ノスタルジックで切なくなるような話もあれば、コメディもあって楽しかった。こういう映画は、監督までも知ってしまうくらい好きだー!っていう人しか観に行かないだろうなと思うから、皆さんのレビューも熱くて読んでて楽しいな。7つのお話のどれが好きかも人によって違ってて、それもまたいいですね。

サモハン監督「稽古」
サモハンの子供時代の京劇学校での練習を描いた自伝的作品。今は香港でも京劇学校はほとんどなくなってしまったとオンラインの舞台挨拶でサモハンが言っていたらしい。映画の中での師匠役をサモハンの息子さんが演じているんだと後から知った。ほのぼのとした中にも、ちょっとした教訓っていうか子供ながらに学んだことがそっと包み込まれていて、さすがだなぁと思った。

アン・ホイ監督「校長先生」
教師と教え子たちの絆を描いた作品。ちょっとした出来事なんだけど、なんだか自分の中に大事にある先生との思い出が、じんわりと胸にくる作品。

パトリック・タム監督「別れの夜」
香港を出て海外へ移住する人が増えた時代、とある高校生カップルの別れの夜を描いた作品。若さゆえの自分勝手さが痛々しくて刺さる映画。最後のシーン、ウォン・カーウァイを思い出させるなと思ったら、編集を担当されてた方だったのか。

ユエン・ウーピン監督「回帰」
香港に暮らすおじいちゃんと海外へ移住した孫との交流を描いた鉄板と言えば鉄板作品だけど、ユエン・ウーピン上手いなー。ただ頑固なだけじゃなくて、若い子のことも理解しようとするおじいちゃんのやさしさがハンバーガーに表れてたり、短い中に暖かい感情や切なさが凝縮されてて、素晴らしかった。ちょっぴりカンフーシーンもあるとこもファンサだよね。うれしくなった。

ジョニー・トー監督「ぼろ儲け」
投資での成功を夢見る男女3人のお話。オチがおもしろくて、あー、投資って言ってもしょせんギャンブルかぁ…そんなもんだよねぇって感じでおもしろかった。ジョニートーって言われないとわかんないわ、この作品は。

リンゴ・ラム監督「道に迷う」
サイモン・ヤムを主人公に変わっていく香港に対する複雑な心境を描いた作品。これもとてもよかった。これがリンゴ・ラム監督の遺作とはなんとも切ない。

ツイ・ハーク監督「深い会話」
まさかここでこの感じ?!さっきの余韻は?!っていうコメディなんだけど、とても楽しかった。「君は誰だ?」「マギーチャン」とか、「それはジョン・ウー」とか、知ってる人は笑える小ネタがあって、周りからもクスクス笑い声が聞こえた。

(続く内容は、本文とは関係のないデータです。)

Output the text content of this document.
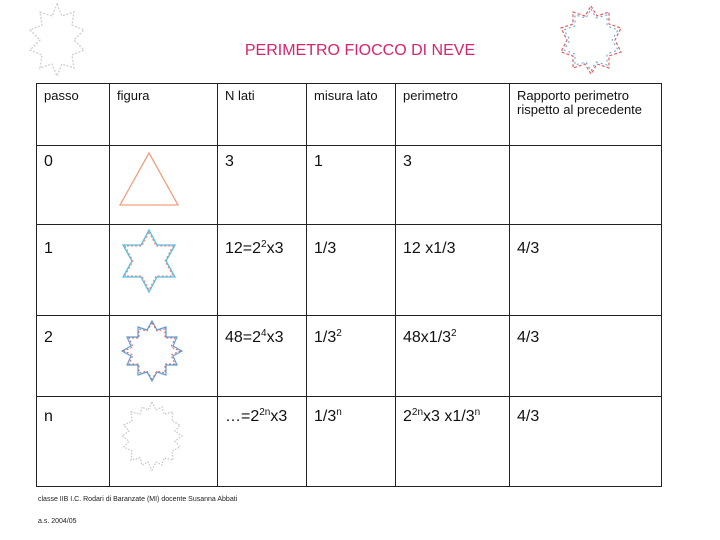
PERIMETRO FIOCCO DI NEVE
passo	figura	N lati	misura lato	perimetro	Rapporto perimetro rispetto al precedente
0		3	1	3	
1		$12=2^2x3$	1/3	12 x1/3	4/3
2		$48=2^4x3$	$1/3^2$	$48x1/3^2$	4/3
n		$\dots=2^{2n}x3$	1/3$^n$	$2^{2n}x3$ x1/3$^n$	4/3
classe IIB I.C. Rodari di Baranzate (MI) docente Susanna Abbati
a.s. 2004/05
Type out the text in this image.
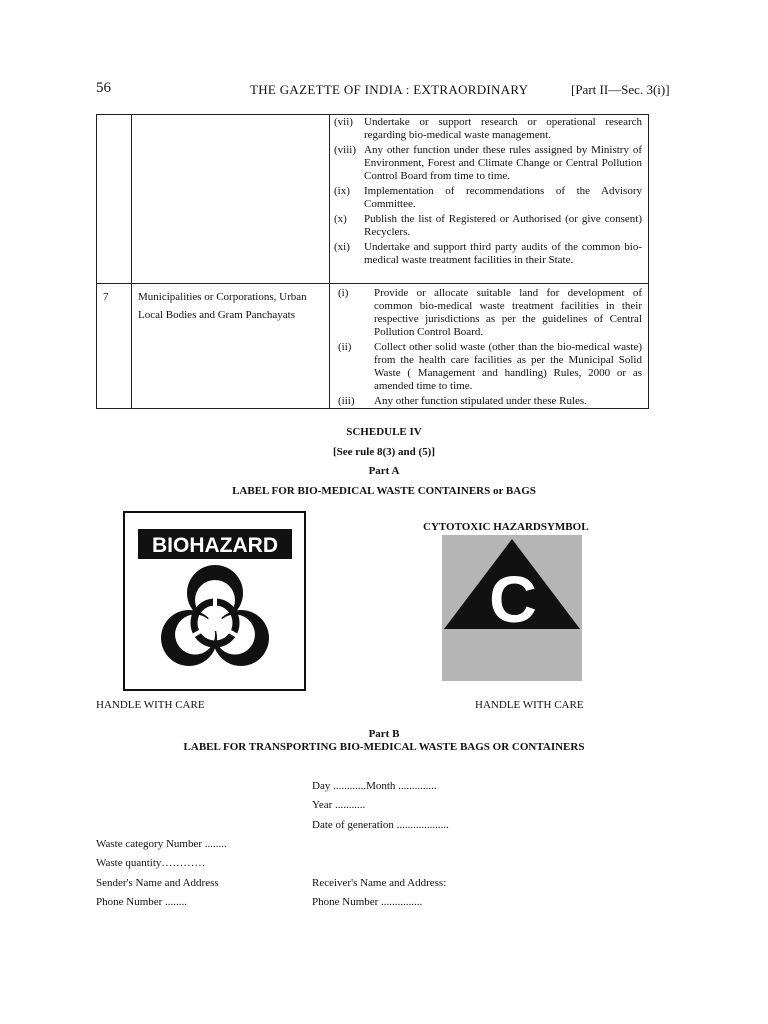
56	THE GAZETTE OF INDIA : EXTRAORDINARY	[Part II—Sec. 3(i)]
(vii)	Undertake or support research or operational research regarding bio-medical waste management.
(viii) Any other function under these rules assigned by Ministry of Environment, Forest and Climate Change or Central Pollution Control Board from time to time.
(ix)	Implementation of recommendations of the Advisory Committee.
(x)	Publish the list of Registered or Authorised (or give consent) Recyclers.
(xi)	Undertake and support third party audits of the common bio-medical waste treatment facilities in their State.
7	Municipalities or Corporations, Urban Local Bodies and Gram Panchayats
(i)	Provide or allocate suitable land for development of common bio-medical waste treatment facilities in their respective jurisdictions as per the guidelines of Central Pollution Control Board.
(ii)	Collect other solid waste (other than the bio-medical waste) from the health care facilities as per the Municipal Solid Waste ( Management and handling) Rules, 2000 or as amended time to time.
(iii)	Any other function stipulated under these Rules.
SCHEDULE IV
[See rule 8(3) and (5)]
Part A
LABEL FOR BIO-MEDICAL WASTE CONTAINERS or BAGS
BIOHAZARD
CYTOTOXIC HAZARDSYMBOL
C
HANDLE WITH CARE	HANDLE WITH CARE
Part B
LABEL FOR TRANSPORTING BIO-MEDICAL WASTE BAGS OR CONTAINERS
Day ............Month ..............
Year ...........
Date of generation ...................
Waste category Number ........
Waste quantity…………
Sender's Name and Address	Receiver's Name and Address:
Phone Number ........	Phone Number ...............
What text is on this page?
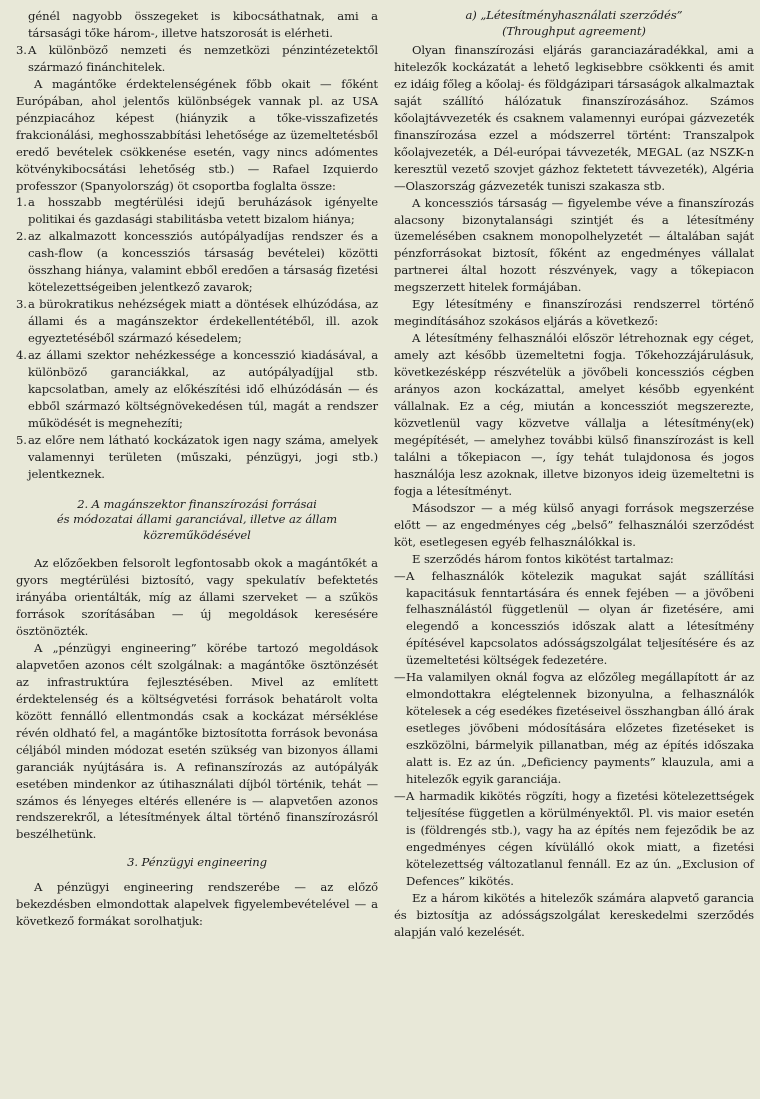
génél nagyobb összegeket is kibocsáthatnak, ami a társasági tőke három-, illetve hatszorosát is elérheti.

3. A különböző nemzeti és nemzetközi pénzintézetektől származó finánchitelek.

A magántőke érdektelenségének főbb okait — főként Európában, ahol jelentős különbségek vannak pl. az USA pénzpiacához képest (hiányzik a tőke-visszafizetés frakcionálási, meghosszabbítási lehetősége az üzemeltetésből eredő bevételek csökkenése esetén, vagy nincs adómentes kötvénykibocsátási lehetőség stb.) — Rafael Izquierdo professzor (Spanyolország) öt csoportba foglalta össze:

1. a hosszabb megtérülési idejű beruházások igényelte politikai és gazdasági stabilitásba vetett bizalom hiánya;
2. az alkalmazott koncessziós autópályadíjas rendszer és a cash-flow (a koncessziós társaság bevételei) közötti összhang hiánya, valamint ebből eredően a társaság fizetési kötelezettségeiben jelentkező zavarok;
3. a bürokratikus nehézségek miatt a döntések elhúzódása, az állami és a magánszektor érdekellentétéből, ill. azok egyeztetéséből származó késedelem;
4. az állami szektor nehézkessége a koncesszió kiadásával, a különböző garanciákkal, az autópályadíjjal stb. kapcsolatban, amely az előkészítési idő elhúzódásán — és ebből származó költségnövekedésen túl, magát a rendszer működését is megnehezíti;
5. az előre nem látható kockázatok igen nagy száma, amelyek valamennyi területen (műszaki, pénzügyi, jogi stb.) jelentkeznek.
2. A magánszektor finanszírozási forrásai
és módozatai állami garanciával, illetve az állam
közreműködésével

Az előzőekben felsorolt legfontosabb okok a magántőkét a gyors megtérülési biztosító, vagy spekulatív befektetés irányába orientálták, míg az állami szerveket — a szűkös források szorításában — új megoldások keresésére ösztönözték.

A „pénzügyi engineering” körébe tartozó megoldások alapvetően azonos célt szolgálnak: a magántőke ösztönzését az infrastruktúra fejlesztésében. Mivel az említett érdektelenség és a költségvetési források behatárolt volta között fennálló ellentmondás csak a kockázat mérséklése révén oldható fel, a magántőke biztosította források bevonása céljából minden módozat esetén szükség van bizonyos állami garanciák nyújtására is. A refinanszírozás az autópályák esetében mindenkor az útihasználati díjból történik, tehát — számos és lényeges eltérés ellenére is — alapvetően azonos rendszerekről, a létesítmények által történő finanszírozásról beszélhetünk.

3. Pénzügyi engineering

A pénzügyi engineering rendszerébe — az előző bekezdésben elmondottak alapelvek figyelembevételével — a következő formákat sorolhatjuk:

a) „Létesítményhasználati szerződés”
(Throughput agreement)

Olyan finanszírozási eljárás garanciazáradékkal, ami a hitelezők kockázatát a lehető legkisebbre csökkenti és amit ez idáig főleg a kőolaj- és földgázipari társaságok alkalmaztak saját szállító hálózatuk finanszírozásához. Számos kőolajtávvezeték és csaknem valamennyi európai gázvezeték finanszírozása ezzel a módszerrel történt: Transzalpok kőolajvezeték, a Dél-európai távvezeték, MEGAL (az NSZK-n keresztül vezető szovjet gázhoz fektetett távvezeték), Algéria—Olaszország gázvezeték tuniszi szakasza stb.

A koncessziós társaság — figyelembe véve a finanszírozás alacsony bizonytalansági szintjét és a létesítmény üzemelésében csaknem monopolhelyzetét — általában saját pénzforrásokat biztosít, főként az engedményes vállalat partnerei által hozott részvények, vagy a tőkepiacon megszerzett hitelek formájában.

Egy létesítmény e finanszírozási rendszerrel történő megindításához szokásos eljárás a következő:

A létesítmény felhasználói először létrehoznak egy céget, amely azt később üzemeltetni fogja. Tőkehozzájárulásuk, következésképp részvételük a jövőbeli koncessziós cégben arányos azon kockázattal, amelyet később egyenként vállalnak. Ez a cég, miután a koncessziót megszerezte, közvetlenül vagy közvetve vállalja a létesítmény(ek) megépítését, — amelyhez további külső finanszírozást is kell találni a tőkepiacon —, így tehát tulajdonosa és jogos használója lesz azoknak, illetve bizonyos ideig üzemeltetni is fogja a létesítményt.

Másodszor — a még külső anyagi források megszerzése előtt — az engedményes cég „belső” felhasználói szerződést köt, esetlegesen egyéb felhasználókkal is.

E szerződés három fontos kikötést tartalmaz:

— A felhasználók kötelezik magukat saját szállítási kapacitásuk fenntartására és ennek fejében — a jövőbeni felhasználástól függetlenül — olyan ár fizetésére, ami elegendő a koncessziós időszak alatt a létesítmény építésével kapcsolatos adósságszolgálat teljesítésére és az üzemeltetési költségek fedezetére.
— Ha valamilyen oknál fogva az előzőleg megállapított ár az elmondottakra elégtelennek bizonyulna, a felhasználók kötelesek a cég esedékes fizetéseivel összhangban álló árak esetleges jövőbeni módosítására előzetes fizetéseket is eszközölni, bármelyik pillanatban, még az építés időszaka alatt is. Ez az ún. „Deficiency payments” klauzula, ami a hitelezők egyik garanciája.
— A harmadik kikötés rögzíti, hogy a fizetési kötelezettségek teljesítése független a körülményektől. Pl. vis maior esetén is (földrengés stb.), vagy ha az építés nem fejeződik be az engedményes cégen kívülálló okok miatt, a fizetési kötelezettség változatlanul fennáll. Ez az ún. „Exclusion of Defences” kikötés.

Ez a három kikötés a hitelezők számára alapvető garancia és biztosítja az adósságszolgálat kereskedelmi szerződés alapján való kezelését.
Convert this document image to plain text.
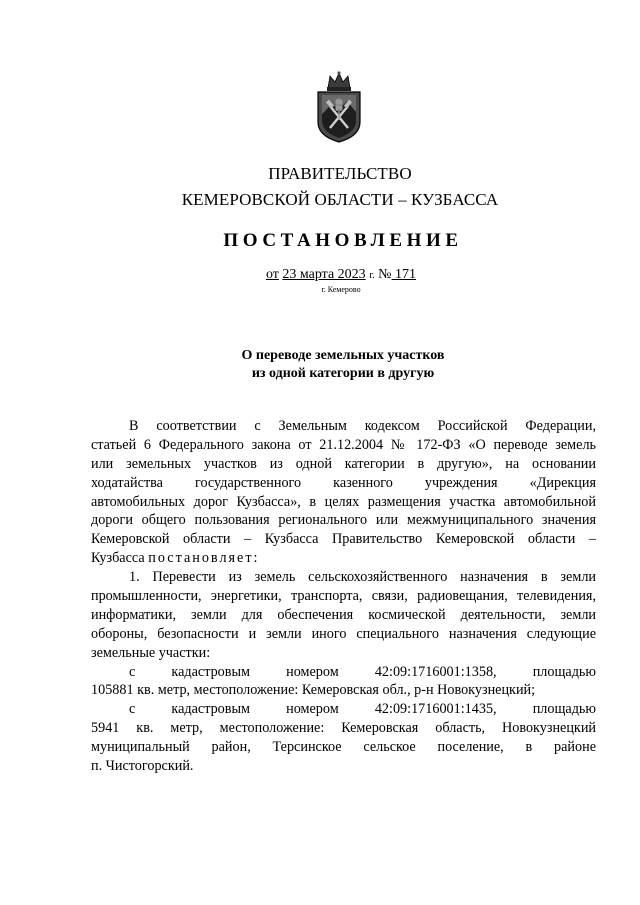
ПРАВИТЕЛЬСТВО
КЕМЕРОВСКОЙ ОБЛАСТИ – КУЗБАССА
ПОСТАНОВЛЕНИЕ
от 23 марта 2023 г. № 171
г. Кемерово
О переводе земельных участков
из одной категории в другую
В соответствии с Земельным кодексом Российской Федерации,
статьей 6 Федерального закона от 21.12.2004 № 172-ФЗ «О переводе земель
или земельных участков из одной категории в другую», на основании
ходатайства государственного казенного учреждения «Дирекция
автомобильных дорог Кузбасса», в целях размещения участка автомобильной
дороги общего пользования регионального или межмуниципального значения
Кемеровской области – Кузбасса Правительство Кемеровской области –
Кузбасса постановляет:
1. Перевести из земель сельскохозяйственного назначения в земли
промышленности, энергетики, транспорта, связи, радиовещания, телевидения,
информатики, земли для обеспечения космической деятельности, земли
обороны, безопасности и земли иного специального назначения следующие
земельные участки:
с кадастровым номером 42:09:1716001:1358, площадью
105881 кв. метр, местоположение: Кемеровская обл., р-н Новокузнецкий;
с кадастровым номером 42:09:1716001:1435, площадью
5941 кв. метр, местоположение: Кемеровская область, Новокузнецкий
муниципальный район, Терсинское сельское поселение, в районе
п. Чистогорский.
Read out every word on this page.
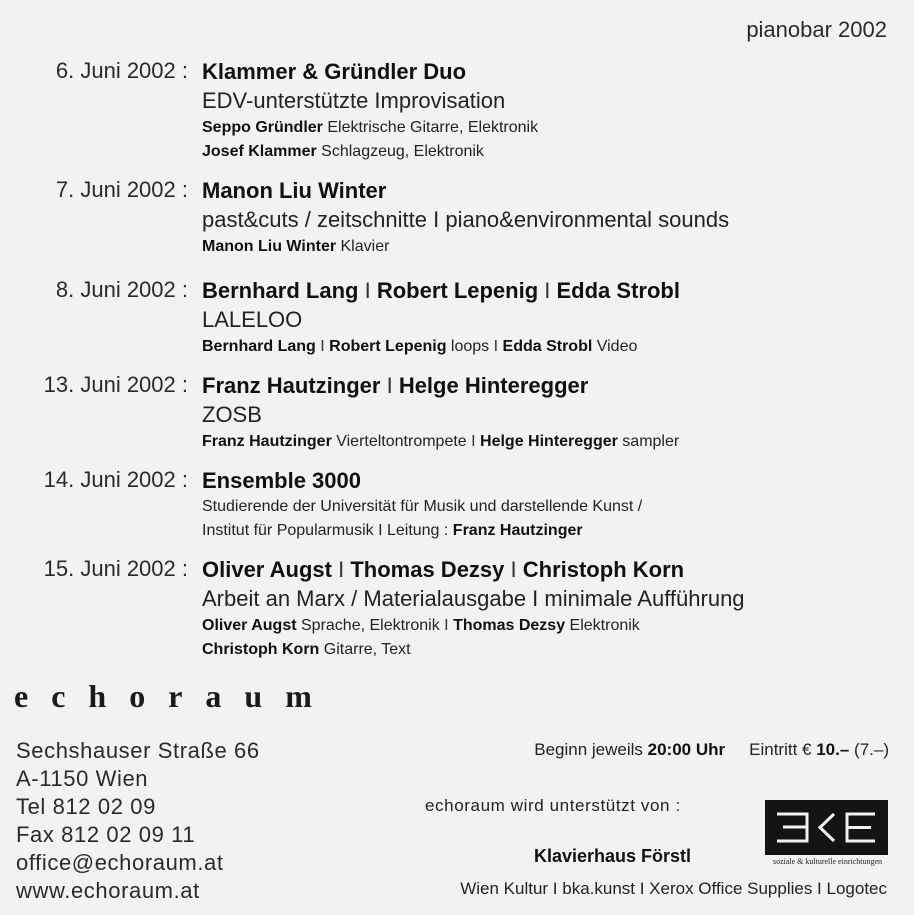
pianobar 2002
6. Juni 2002 : Klammer & Gründler Duo
EDV-unterstützte Improvisation
Seppo Gründler Elektrische Gitarre, Elektronik
Josef Klammer Schlagzeug, Elektronik
7. Juni 2002 : Manon Liu Winter
past&cuts / zeitschnitte I piano&environmental sounds
Manon Liu Winter Klavier
8. Juni 2002 : Bernhard Lang I Robert Lepenig I Edda Strobl
LALELOO
Bernhard Lang I Robert Lepenig loops I Edda Strobl Video
13. Juni 2002 : Franz Hautzinger I Helge Hinteregger
ZOSB
Franz Hautzinger Vierteltontrompete I Helge Hinteregger sampler
14. Juni 2002 : Ensemble 3000
Studierende der Universität für Musik und darstellende Kunst /
Institut für Popularmusik I Leitung : Franz Hautzinger
15. Juni 2002 : Oliver Augst I Thomas Dezsy I Christoph Korn
Arbeit an Marx / Materialausgabe I minimale Aufführung
Oliver Augst Sprache, Elektronik I Thomas Dezsy Elektronik
Christoph Korn Gitarre, Text
echoraum
Sechshauser Straße 66
A-1150 Wien
Tel 812 02 09
Fax 812 02 09 11
office@echoraum.at
www.echoraum.at
Beginn jeweils 20:00 Uhr Eintritt € 10.– (7.–)
echoraum wird unterstützt von :
soziale & kulturelle einrichtungen
Klavierhaus Förstl
Wien Kultur I bka.kunst I Xerox Office Supplies I Logotec
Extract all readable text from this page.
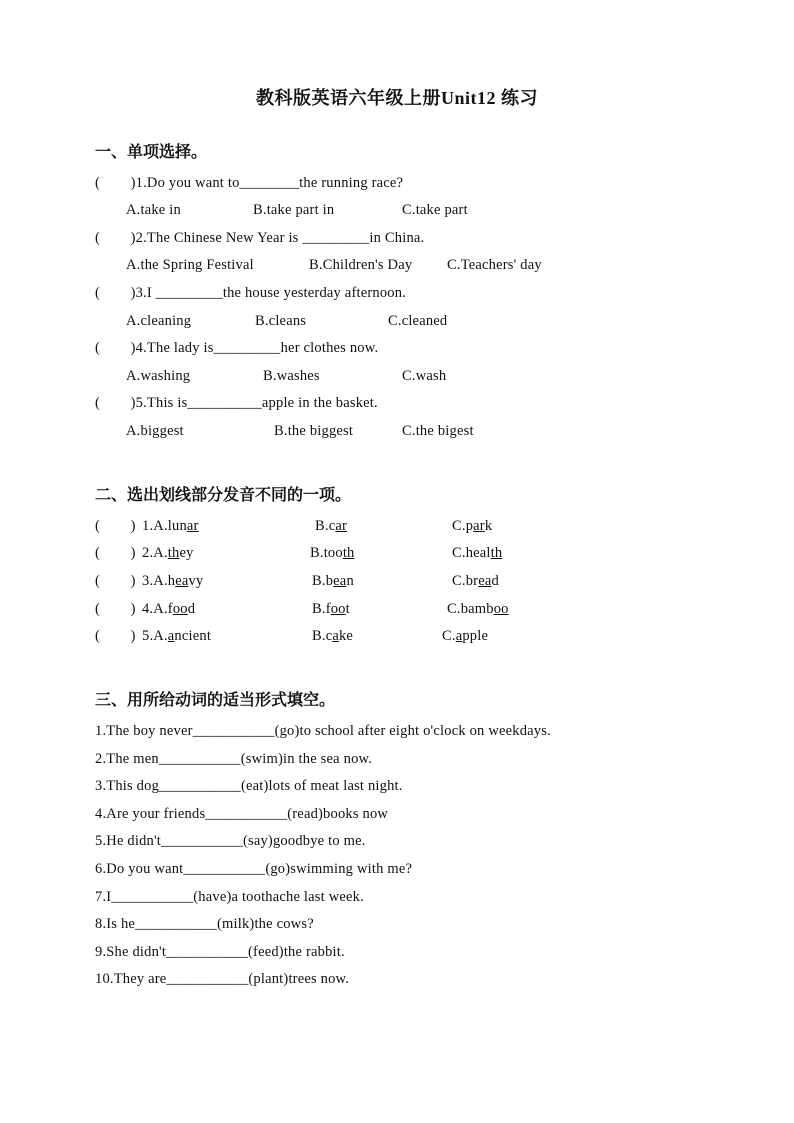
教科版英语六年级上册Unit12 练习
一、单项选择。
(        )1.Do you want to________the running race?
A.take in	B.take part in	C.take part
(        )2.The Chinese New Year is _________in China.
A.the Spring Festival	B.Children's Day C.Teachers' day
(        )3.I _________the house yesterday afternoon.
A.cleaning	B.cleans	C.cleaned
(        )4.The lady is_________her clothes now.
A.washing	B.washes	C.wash
(        )5.This is__________apple in the basket.
A.biggest	B.the biggest	C.the bigest
二、选出划线部分发音不同的一项。
(        ) 1.A.lunar	B.car	C.park
(        ) 2.A.they	B.tooth	C.health
(        ) 3.A.heavy	B.bean	C.bread
(        ) 4.A.food	B.foot	C.bamboo
(        ) 5.A.ancient	B.cake	C.apple
三、用所给动词的适当形式填空。
1.The boy never___________(go)to school after eight o'clock on weekdays.
2.The men___________(swim)in the sea now.
3.This dog___________(eat)lots of meat last night.
4.Are your friends___________(read)books now
5.He didn't___________(say)goodbye to me.
6.Do you want___________(go)swimming with me?
7.I___________(have)a toothache last week.
8.Is he___________(milk)the cows?
9.She didn't___________(feed)the rabbit.
10.They are___________(plant)trees now.
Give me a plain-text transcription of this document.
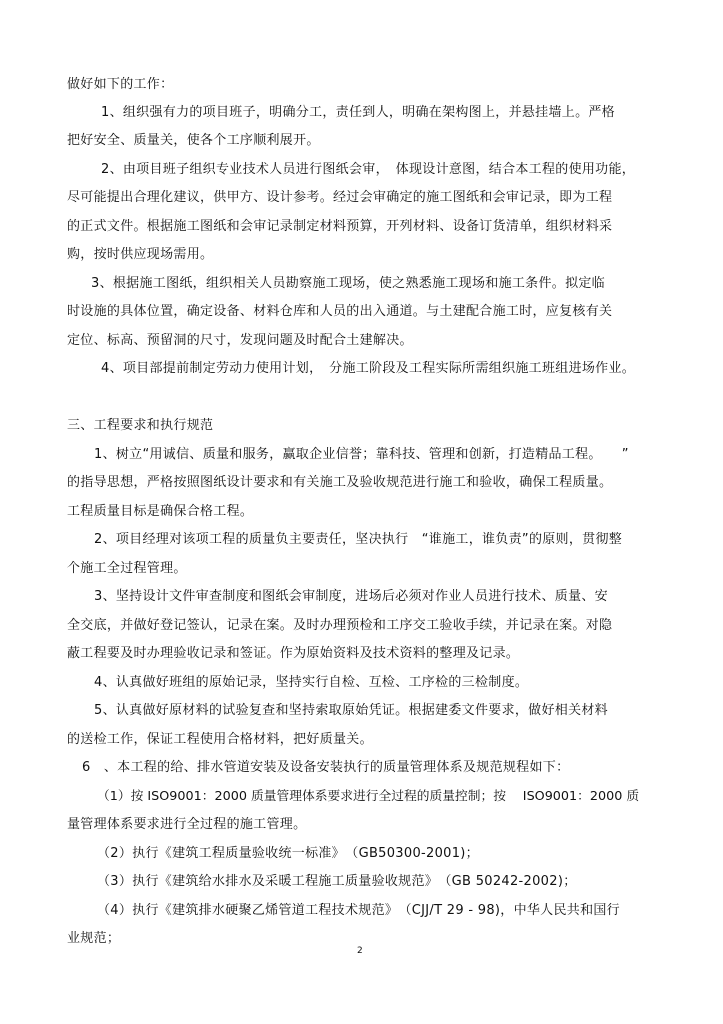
做好如下的工作：
1、组织强有力的项目班子，明确分工，责任到人，明确在架构图上，并悬挂墙上。严格
把好安全、质量关，使各个工序顺利展开。
2、由项目班子组织专业技术人员进行图纸会审，　体现设计意图，结合本工程的使用功能，
尽可能提出合理化建议，供甲方、设计参考。经过会审确定的施工图纸和会审记录，即为工程
的正式文件。根据施工图纸和会审记录制定材料预算，开列材料、设备订货清单，组织材料采
购，按时供应现场需用。
3、根据施工图纸，组织相关人员勘察施工现场，使之熟悉施工现场和施工条件。拟定临
时设施的具体位置，确定设备、材料仓库和人员的出入通道。与土建配合施工时，应复核有关
定位、标高、预留洞的尺寸，发现问题及时配合土建解决。
4、项目部提前制定劳动力使用计划，　分施工阶段及工程实际所需组织施工班组进场作业。
三、工程要求和执行规范
1、树立“用诚信、质量和服务，赢取企业信誉；靠科技、管理和创新，打造精品工程。　　”
的指导思想，严格按照图纸设计要求和有关施工及验收规范进行施工和验收，确保工程质量。
工程质量目标是确保合格工程。
2、项目经理对该项工程的质量负主要责任，坚决执行　“谁施工，谁负责”的原则，贯彻整
个施工全过程管理。
3、坚持设计文件审查制度和图纸会审制度，进场后必须对作业人员进行技术、质量、安
全交底，并做好登记签认，记录在案。及时办理预检和工序交工验收手续，并记录在案。对隐
蔽工程要及时办理验收记录和签证。作为原始资料及技术资料的整理及记录。
4、认真做好班组的原始记录，坚持实行自检、互检、工序检的三检制度。
5、认真做好原材料的试验复查和坚持索取原始凭证。根据建委文件要求，做好相关材料
的送检工作，保证工程使用合格材料，把好质量关。
6　、本工程的给、排水管道安装及设备安装执行的质量管理体系及规范规程如下：
（1）按 ISO9001：2000 质量管理体系要求进行全过程的质量控制；按　 ISO9001：2000 质
量管理体系要求进行全过程的施工管理。
（2）执行《建筑工程质量验收统一标准》　（GB50300-2001)；
（3）执行《建筑给水排水及采暖工程施工质量验收规范》　（GB 50242-2002)；
（4）执行《建筑排水硬聚乙烯管道工程技术规范》　（CJJ/T 29 - 98)，中华人民共和国行
业规范；
2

全7作品、どれも後からじわじわくるところがさすがだなぁと思う。
日本にいても時代がどんどん流れていって色々なものが変わっていく中で、香港は特に変わっていったものが色々あっただろうと思う。映画もその一つだろう。それを肌で感じながら映画を撮ってきた監督たちの様々な思いがこういうオムニバスになったんだなって感じ。過去のある瞬間のきらめきをとらえて、暖かさやなつかしさ、切なさを織り交ぜながら映像化されていて、後から思い出しては心がキュッとなる。香港映画好きの方にはお勧めしたい一本。
ジョン・ウー監督も参加予定だったらしいんだけど、都合つかなかったらしい。ジョン・ウーの短編も観てみたかったなぁ。